Dwarfs → Dwarves is an example of a word sort of being changed in order to be more consistent. Though in this case Tolkien had to continuously make sure that editors didn’t “fix” it. And to be honest it sort of introduced an extra spelling, rather than fixing the current one…
For most normal printed books the effort would be prohibitive. On the other hand, ebooks don’t have similar problems. It’s easy to both publish the ebook in old spelling and in the new spelling. The same goes for websites where you can automatically parse between the spellings.
When it comes to actual physical books it would be possible to print a special edition of the book in the new spelling with a limited print run and sell it for more money as a collector’s item.
Yup, true, you could pretty easily do ebook editions in pairs. But my prediction for that is that the only people who would buy the new-cpelling edition are the ones who are already on board with cpeling riform, and you can’t change a language just by selling reformed-spelling books to people who already think spelling should be reformed: you need to change the minds of the people as a whole.
Maaaybe you could bring them in by spreading the idea that New Spelling Is High Status, but to me that feels unlikely to work. I think that if you want to do that you need some body like the Académie Française officially pushing the new spelling, and even then it’s going to be difficult: I think everyone in France ignores the AF when it says unpopular things like “don’t use le weekend”. It’s just really difficult to change a language from the top down.
Cormac McCarthy successfully published a fiction book with no capitalization (and some reduction in other punctuation), The Road, to critical acclaim.
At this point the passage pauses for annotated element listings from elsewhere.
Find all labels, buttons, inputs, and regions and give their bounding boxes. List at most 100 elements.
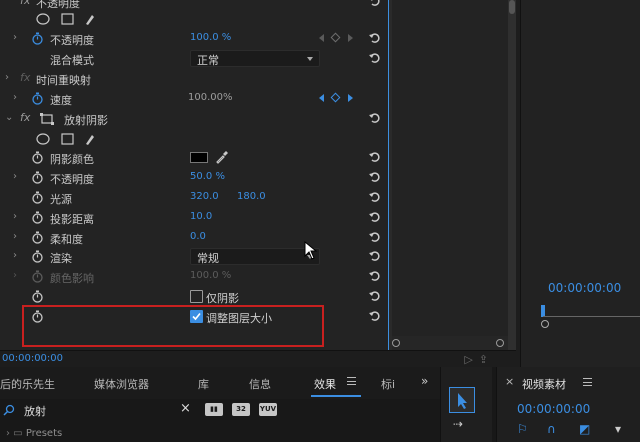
expand-twirl-icon[interactable]: ›: [13, 211, 17, 222]
tab-info[interactable]: 信息: [249, 376, 271, 392]
speed-value[interactable]: 100.00%: [188, 92, 233, 103]
current-time-display[interactable]: 00:00:00:00: [2, 353, 63, 364]
more-tabs-icon[interactable]: »: [421, 374, 428, 388]
program-timecode[interactable]: 00:00:00:00: [548, 281, 621, 295]
color-swatch[interactable]: [190, 152, 208, 163]
reset-icon[interactable]: [368, 170, 382, 184]
reset-icon[interactable]: [368, 230, 382, 244]
ellipse-mask-icon[interactable]: [36, 133, 50, 145]
presets-folder[interactable]: › ▭ Presets: [6, 428, 62, 439]
tab-effects[interactable]: 效果: [314, 376, 336, 392]
stopwatch-icon[interactable]: [31, 92, 44, 105]
reset-icon[interactable]: [368, 210, 382, 224]
render-row[interactable]: › 渲染 常规: [0, 241, 390, 267]
add-keyframe-icon[interactable]: [330, 32, 341, 43]
zoom-handle[interactable]: [541, 320, 549, 328]
softness-row[interactable]: › 柔和度 0.0: [0, 228, 390, 248]
stopwatch-icon[interactable]: [31, 171, 44, 184]
expand-twirl-icon[interactable]: ›: [5, 72, 9, 83]
tab-media-browser[interactable]: 媒体浏览器: [94, 376, 149, 392]
pen-mask-icon[interactable]: [86, 135, 94, 145]
yuv-filter-button[interactable]: YUV: [259, 403, 277, 416]
stopwatch-icon[interactable]: [31, 250, 44, 263]
pen-mask-icon[interactable]: [86, 15, 94, 25]
stopwatch-icon[interactable]: [31, 290, 44, 303]
shadow-only-row[interactable]: 仅阴影: [0, 287, 390, 307]
stopwatch-icon[interactable]: [31, 211, 44, 224]
vertical-scrollbar[interactable]: [508, 0, 516, 350]
timeline-zoom-scrollbar[interactable]: [392, 336, 510, 350]
color-influence-row[interactable]: › 颜色影响 100.0 %: [0, 267, 390, 287]
stopwatch-icon[interactable]: [31, 231, 44, 244]
reset-icon[interactable]: [368, 269, 382, 283]
drop-shadow-section-row[interactable]: ⌄ fx 放射阴影: [0, 109, 390, 129]
magnet-icon[interactable]: ∩: [547, 422, 556, 436]
reset-icon[interactable]: [368, 309, 382, 323]
softness-value[interactable]: 0.0: [190, 231, 206, 242]
32bit-filter-button[interactable]: 32: [232, 403, 250, 416]
shadow-opacity-value[interactable]: 50.0 %: [190, 171, 225, 182]
expand-twirl-icon[interactable]: ›: [13, 270, 17, 281]
search-input[interactable]: 放射: [24, 403, 46, 419]
source-title[interactable]: 视频素材: [522, 376, 566, 392]
mark-in-icon[interactable]: ⚐: [517, 422, 528, 436]
expand-twirl-icon[interactable]: ›: [13, 92, 17, 103]
blend-mode-row[interactable]: 混合模式 正常: [0, 49, 390, 69]
reset-icon[interactable]: [368, 190, 382, 204]
render-dropdown[interactable]: 常规: [190, 248, 320, 265]
filter-icon[interactable]: ▷: [464, 353, 478, 366]
expand-twirl-icon[interactable]: ›: [13, 171, 17, 182]
add-marker-icon[interactable]: ◩: [579, 422, 590, 436]
expand-twirl-icon[interactable]: ›: [13, 231, 17, 242]
reset-icon[interactable]: [368, 111, 382, 125]
tab-project[interactable]: 后的乐先生: [0, 376, 55, 392]
rect-mask-icon[interactable]: [61, 13, 74, 25]
prev-keyframe-icon[interactable]: [319, 34, 324, 42]
distance-value[interactable]: 10.0: [190, 211, 212, 222]
close-icon[interactable]: ×: [505, 375, 514, 388]
fx-badge[interactable]: fx: [20, 0, 30, 7]
selection-tool[interactable]: [449, 387, 475, 413]
effects-search[interactable]: 放射 ×: [0, 401, 198, 419]
reset-icon[interactable]: [368, 249, 382, 263]
tab-markers[interactable]: 标i: [381, 376, 395, 392]
light-source-x[interactable]: 320.0: [190, 191, 219, 202]
next-keyframe-icon[interactable]: [348, 34, 353, 42]
blend-mode-dropdown[interactable]: 正常: [190, 50, 320, 67]
stopwatch-icon[interactable]: [31, 32, 44, 45]
fx-badge[interactable]: fx: [20, 111, 30, 124]
fx-badge[interactable]: fx: [20, 71, 30, 84]
panel-menu-icon[interactable]: [583, 378, 592, 386]
distance-row[interactable]: › 投影距离 10.0: [0, 208, 390, 228]
marker-icon[interactable]: ▾: [615, 422, 621, 436]
panel-menu-icon[interactable]: [347, 377, 356, 385]
shadow-opacity-row[interactable]: › 不透明度 50.0 %: [0, 168, 390, 188]
reset-icon[interactable]: [368, 289, 382, 303]
export-icon[interactable]: ⇪: [479, 353, 494, 366]
reset-icon[interactable]: [368, 0, 382, 8]
stopwatch-icon[interactable]: [31, 191, 44, 204]
clear-search-icon[interactable]: ×: [180, 401, 191, 416]
reset-icon[interactable]: [368, 31, 382, 45]
light-source-row[interactable]: 光源 320.0 180.0: [0, 188, 390, 208]
stopwatch-icon[interactable]: [31, 270, 44, 283]
source-timecode[interactable]: 00:00:00:00: [517, 402, 590, 416]
add-keyframe-icon[interactable]: [330, 92, 341, 103]
stopwatch-icon[interactable]: [31, 151, 44, 164]
expand-twirl-icon[interactable]: ›: [13, 32, 17, 43]
scroll-thumb[interactable]: [509, 0, 515, 14]
rect-mask-icon[interactable]: [61, 133, 74, 145]
expand-twirl-icon[interactable]: ›: [13, 250, 17, 261]
effect-controls-timeline[interactable]: [392, 0, 516, 350]
track-select-tool[interactable]: ⇢: [453, 417, 463, 431]
prev-keyframe-icon[interactable]: [319, 94, 324, 102]
next-keyframe-icon[interactable]: [348, 94, 353, 102]
collapse-twirl-icon[interactable]: ⌄: [5, 112, 13, 123]
shadow-only-checkbox[interactable]: [190, 290, 203, 303]
eyedropper-icon[interactable]: [214, 149, 230, 165]
opacity-row[interactable]: › 不透明度 100.0 %: [0, 29, 390, 49]
accelerated-effects-icon[interactable]: ▮▮: [205, 403, 223, 416]
shadow-color-row[interactable]: 阴影颜色: [0, 148, 390, 168]
reset-icon[interactable]: [368, 150, 382, 164]
program-scrubber-track[interactable]: [543, 316, 640, 317]
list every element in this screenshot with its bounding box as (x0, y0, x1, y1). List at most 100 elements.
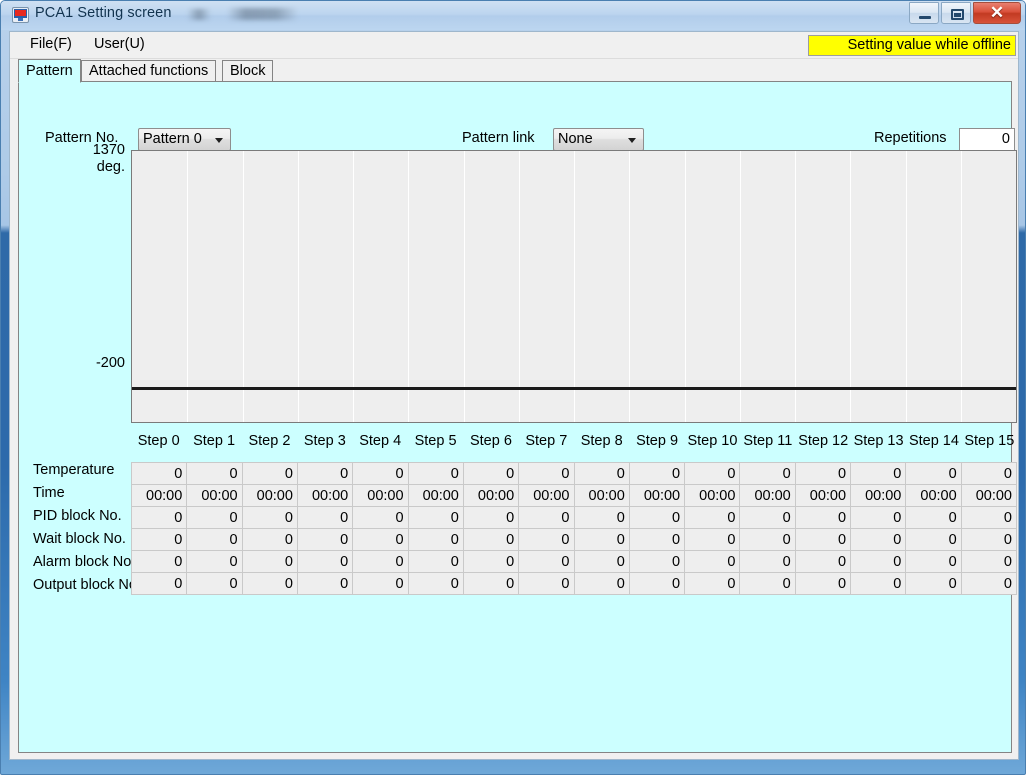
grid-cell[interactable]: 00:00 (518, 484, 575, 507)
grid-cell[interactable]: 00:00 (960, 484, 1017, 507)
grid-cell[interactable]: 0 (352, 572, 409, 595)
grid-cell[interactable]: 0 (296, 572, 354, 595)
grid-cell[interactable]: 0 (462, 572, 520, 595)
menu-file[interactable]: File(F) (30, 36, 72, 52)
grid-cell[interactable]: 0 (352, 506, 409, 529)
grid-cell[interactable]: 0 (628, 550, 686, 573)
grid-cell[interactable]: 0 (960, 506, 1017, 529)
tab-attached-functions[interactable]: Attached functions (81, 60, 217, 82)
grid-cell[interactable]: 0 (628, 528, 686, 551)
grid-cell[interactable]: 0 (850, 528, 907, 551)
grid-cell[interactable]: 0 (794, 528, 852, 551)
grid-cell[interactable]: 0 (296, 506, 354, 529)
grid-cell[interactable]: 0 (518, 506, 575, 529)
grid-cell[interactable]: 0 (186, 550, 243, 573)
grid-cell[interactable]: 0 (186, 572, 243, 595)
grid-cell[interactable]: 0 (296, 462, 354, 485)
grid-cell[interactable]: 00:00 (462, 484, 520, 507)
grid-cell[interactable]: 0 (186, 506, 243, 529)
grid-cell[interactable]: 0 (960, 528, 1017, 551)
grid-cell[interactable]: 00:00 (407, 484, 464, 507)
grid-cell[interactable]: 00:00 (794, 484, 852, 507)
grid-cell[interactable]: 00:00 (684, 484, 741, 507)
grid-cell[interactable]: 0 (960, 462, 1017, 485)
grid-cell[interactable]: 0 (794, 506, 852, 529)
tab-block[interactable]: Block (222, 60, 274, 82)
grid-cell[interactable]: 0 (739, 572, 796, 595)
grid-cell[interactable]: 0 (905, 506, 962, 529)
close-button[interactable]: ✕ (973, 2, 1021, 24)
grid-cell[interactable]: 0 (296, 528, 354, 551)
grid-cell[interactable]: 0 (628, 572, 686, 595)
grid-cell[interactable]: 0 (518, 462, 575, 485)
grid-cell[interactable]: 0 (241, 572, 298, 595)
grid-cell[interactable]: 0 (131, 462, 188, 485)
grid-cell[interactable]: 00:00 (352, 484, 409, 507)
grid-cell[interactable]: 0 (960, 572, 1017, 595)
grid-cell[interactable]: 0 (573, 506, 630, 529)
grid-cell[interactable]: 0 (905, 462, 962, 485)
grid-cell[interactable]: 0 (462, 550, 520, 573)
grid-cell[interactable]: 0 (462, 506, 520, 529)
grid-cell[interactable]: 0 (739, 462, 796, 485)
chart-plot-area[interactable] (131, 150, 1017, 423)
grid-cell[interactable]: 0 (739, 506, 796, 529)
grid-cell[interactable]: 0 (407, 462, 464, 485)
grid-cell[interactable]: 00:00 (905, 484, 962, 507)
menu-user[interactable]: User(U) (94, 36, 145, 52)
grid-cell[interactable]: 0 (407, 550, 464, 573)
grid-cell[interactable]: 0 (131, 528, 188, 551)
grid-cell[interactable]: 00:00 (739, 484, 796, 507)
grid-cell[interactable]: 0 (628, 462, 686, 485)
grid-cell[interactable]: 0 (684, 528, 741, 551)
grid-cell[interactable]: 0 (850, 572, 907, 595)
grid-cell[interactable]: 0 (684, 572, 741, 595)
grid-cell[interactable]: 0 (739, 550, 796, 573)
grid-cell[interactable]: 0 (407, 528, 464, 551)
grid-cell[interactable]: 0 (186, 528, 243, 551)
pattern-no-select[interactable]: Pattern 0 (138, 128, 231, 151)
grid-cell[interactable]: 00:00 (573, 484, 630, 507)
maximize-button[interactable] (941, 2, 971, 24)
grid-cell[interactable]: 0 (296, 550, 354, 573)
grid-cell[interactable]: 0 (518, 550, 575, 573)
grid-cell[interactable]: 0 (462, 462, 520, 485)
grid-cell[interactable]: 00:00 (241, 484, 298, 507)
grid-cell[interactable]: 0 (131, 572, 188, 595)
grid-cell[interactable]: 00:00 (296, 484, 354, 507)
grid-cell[interactable]: 0 (684, 506, 741, 529)
grid-cell[interactable]: 00:00 (850, 484, 907, 507)
grid-cell[interactable]: 0 (352, 550, 409, 573)
grid-cell[interactable]: 0 (352, 462, 409, 485)
grid-cell[interactable]: 0 (850, 506, 907, 529)
grid-cell[interactable]: 00:00 (628, 484, 686, 507)
grid-cell[interactable]: 0 (850, 462, 907, 485)
grid-cell[interactable]: 0 (131, 506, 188, 529)
grid-cell[interactable]: 0 (794, 550, 852, 573)
grid-cell[interactable]: 0 (905, 550, 962, 573)
grid-cell[interactable]: 0 (905, 572, 962, 595)
grid-cell[interactable]: 0 (241, 550, 298, 573)
grid-cell[interactable]: 0 (241, 506, 298, 529)
repetitions-input[interactable]: 0 (959, 128, 1015, 151)
grid-cell[interactable]: 0 (462, 528, 520, 551)
grid-cell[interactable]: 0 (684, 550, 741, 573)
pattern-link-select[interactable]: None (553, 128, 644, 151)
grid-cell[interactable]: 0 (573, 550, 630, 573)
grid-cell[interactable]: 0 (850, 550, 907, 573)
grid-cell[interactable]: 0 (518, 572, 575, 595)
grid-cell[interactable]: 0 (739, 528, 796, 551)
grid-cell[interactable]: 0 (352, 528, 409, 551)
grid-cell[interactable]: 0 (241, 462, 298, 485)
grid-cell[interactable]: 0 (573, 462, 630, 485)
grid-cell[interactable]: 0 (518, 528, 575, 551)
grid-cell[interactable]: 0 (684, 462, 741, 485)
grid-cell[interactable]: 00:00 (186, 484, 243, 507)
grid-cell[interactable]: 0 (628, 506, 686, 529)
minimize-button[interactable] (909, 2, 939, 24)
grid-cell[interactable]: 0 (573, 528, 630, 551)
tab-pattern[interactable]: Pattern (18, 59, 81, 83)
grid-cell[interactable]: 0 (905, 528, 962, 551)
grid-cell[interactable]: 0 (573, 572, 630, 595)
grid-cell[interactable]: 0 (407, 506, 464, 529)
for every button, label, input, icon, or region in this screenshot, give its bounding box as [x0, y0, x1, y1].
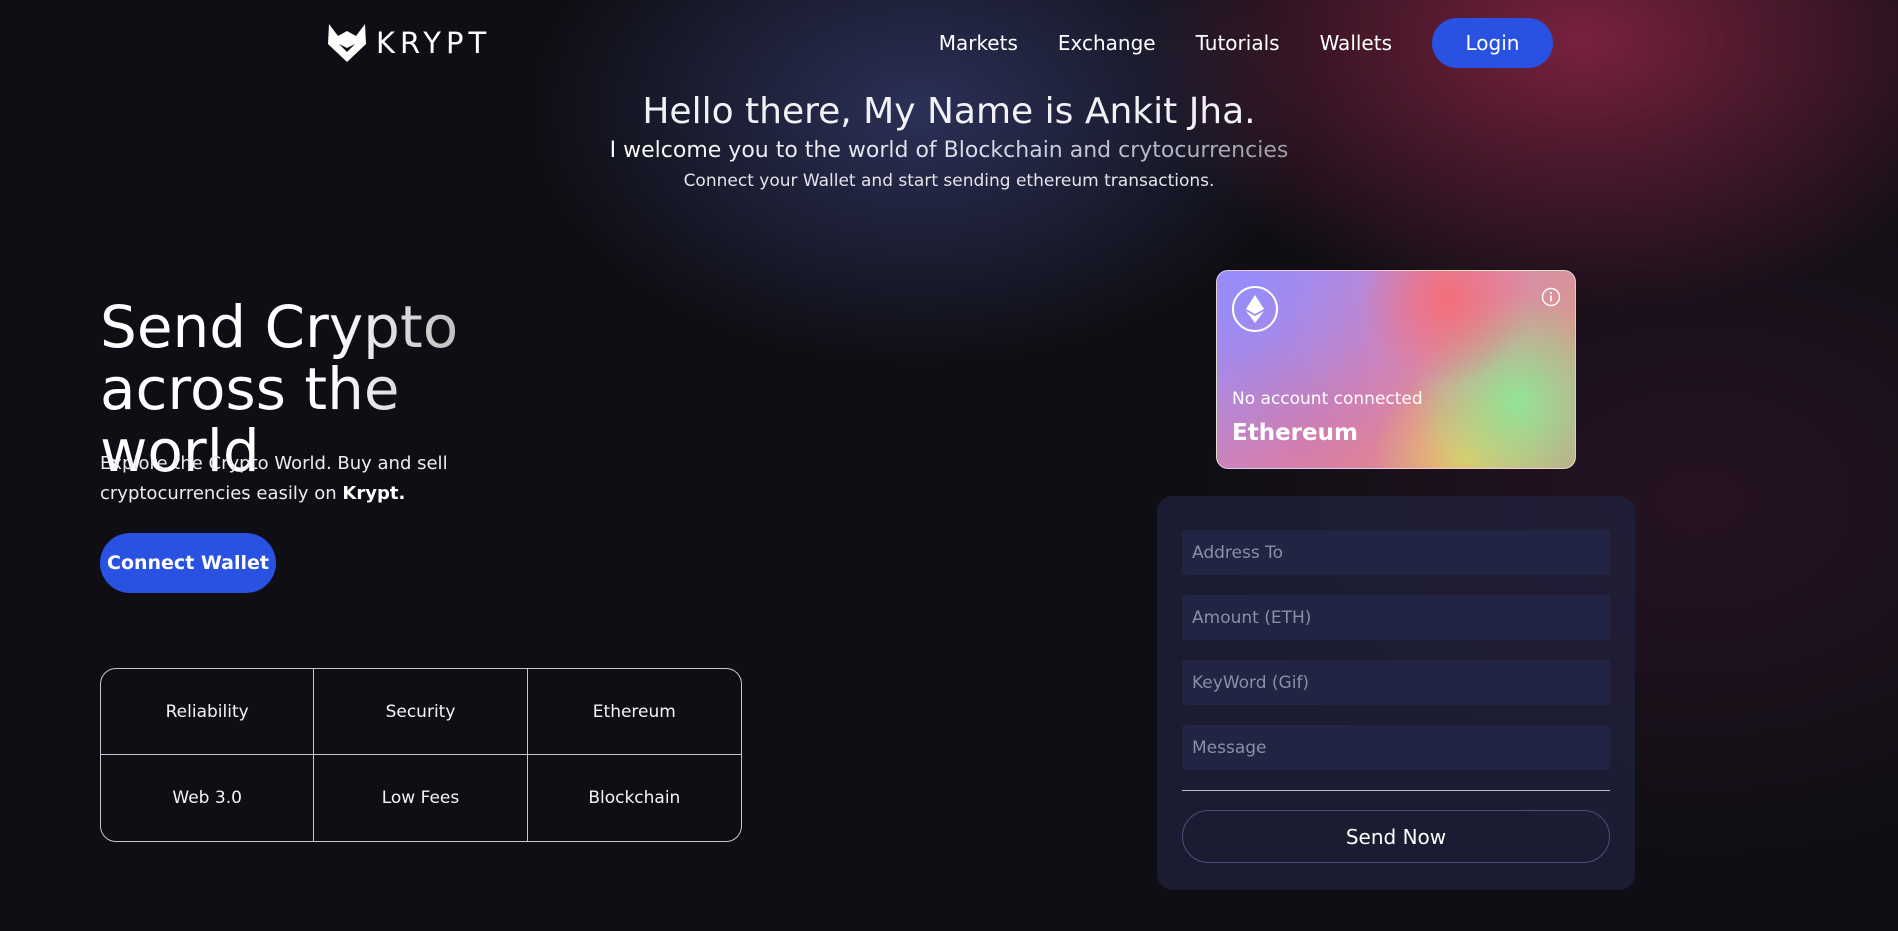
info-icon[interactable] — [1541, 287, 1561, 307]
ethereum-badge — [1232, 286, 1278, 332]
login-button[interactable]: Login — [1432, 18, 1553, 68]
ethereum-icon — [1246, 295, 1264, 323]
send-form: Send Now — [1157, 496, 1635, 890]
feature-reliability: Reliability — [101, 669, 315, 755]
main-nav: Markets Exchange Tutorials Wallets Login — [939, 18, 1553, 68]
message-input[interactable] — [1182, 725, 1610, 770]
fox-logo-icon — [328, 24, 366, 62]
nav-link-wallets[interactable]: Wallets — [1320, 31, 1392, 55]
feature-ethereum: Ethereum — [527, 669, 741, 755]
ethereum-card: No account connected Ethereum — [1216, 270, 1576, 469]
nav-link-tutorials[interactable]: Tutorials — [1196, 31, 1280, 55]
address-input[interactable] — [1182, 530, 1610, 575]
nav-link-markets[interactable]: Markets — [939, 31, 1018, 55]
account-status: No account connected — [1232, 389, 1423, 409]
network-name: Ethereum — [1232, 420, 1358, 446]
keyword-input[interactable] — [1182, 660, 1610, 705]
amount-input[interactable] — [1182, 595, 1610, 640]
hero-title-line1: Send Crypto — [100, 293, 459, 361]
intro-subheading: I welcome you to the world of Blockchain… — [610, 136, 1289, 166]
feature-low-fees: Low Fees — [314, 755, 528, 841]
hero-subtitle-brand: Krypt. — [342, 483, 406, 504]
hero-subtitle: Explore the Crypto World. Buy and sell c… — [100, 449, 500, 509]
form-divider — [1182, 790, 1610, 791]
connect-wallet-button[interactable]: Connect Wallet — [100, 533, 276, 593]
feature-web3: Web 3.0 — [101, 755, 315, 841]
feature-blockchain: Blockchain — [588, 788, 681, 808]
feature-security: Security — [314, 669, 528, 755]
nav-link-exchange[interactable]: Exchange — [1058, 31, 1156, 55]
features-grid: Reliability Security Ethereum Web 3.0 Lo… — [100, 668, 742, 842]
intro-text: Connect your Wallet and start sending et… — [683, 171, 1215, 191]
brand-logo[interactable]: KRYPT — [326, 22, 491, 64]
brand-name: KRYPT — [376, 26, 492, 60]
intro-heading: Hello there, My Name is Ankit Jha. — [642, 91, 1256, 132]
intro-section: Hello there, My Name is Ankit Jha. I wel… — [0, 88, 1898, 194]
send-now-button[interactable]: Send Now — [1182, 810, 1610, 863]
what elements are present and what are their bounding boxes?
Of course, it didn’t lead to a groundswell of novels without capitalization.
I haven’t read The Road, but: isn’t this a case like (e.g.) Riddley Walker or A Clockwork Orange where the language is deliberately nonstandard, and meant to be perceived as nonstandard, as a sign that we’re looking at a world radically changed from the present one?
Yes, it is intended to be nonstandard, and underscores the misery of the world, as if to say they things have gotten so hopeless they can’t even muster up the energy to add quotation marks.
Then (to make explicit something I left implicit before) I don’t think it says anything about what success a publisher would have trying to use currently-nonstandard orthography just because they think it’s better.
(Note that even if some nonstandard orthography would be better if everyone used it, it may still be much worse for most readers now because it’s not what they’re used to, and readers will likely not be happy to have their reading made more difficult because a publisher is on a crusade to improve the English language. And, accordingly, publishers won’t do that because they like selling books.)
My understanding is that parent commenter is wrong, and The Road was like that just because Cormac McCarthy generally writes novels like that. https://en.wikipedia.org/wiki/Cormac_McCarthy
But The Road is the only one of his that I’ve read, partly because of that, so to say more I’d need to do more research than a quick look at Wikipedia.
A single-word change that you can observe in the wild is through → thru. It appears that way on road signs and I’ve started to see it creep into informal and even semi-formal writing, e.g. internal-only business email. Unfortunately, the related change throughout → thruout just looks bizarre, though I guess the original is kinda a bizarre word too.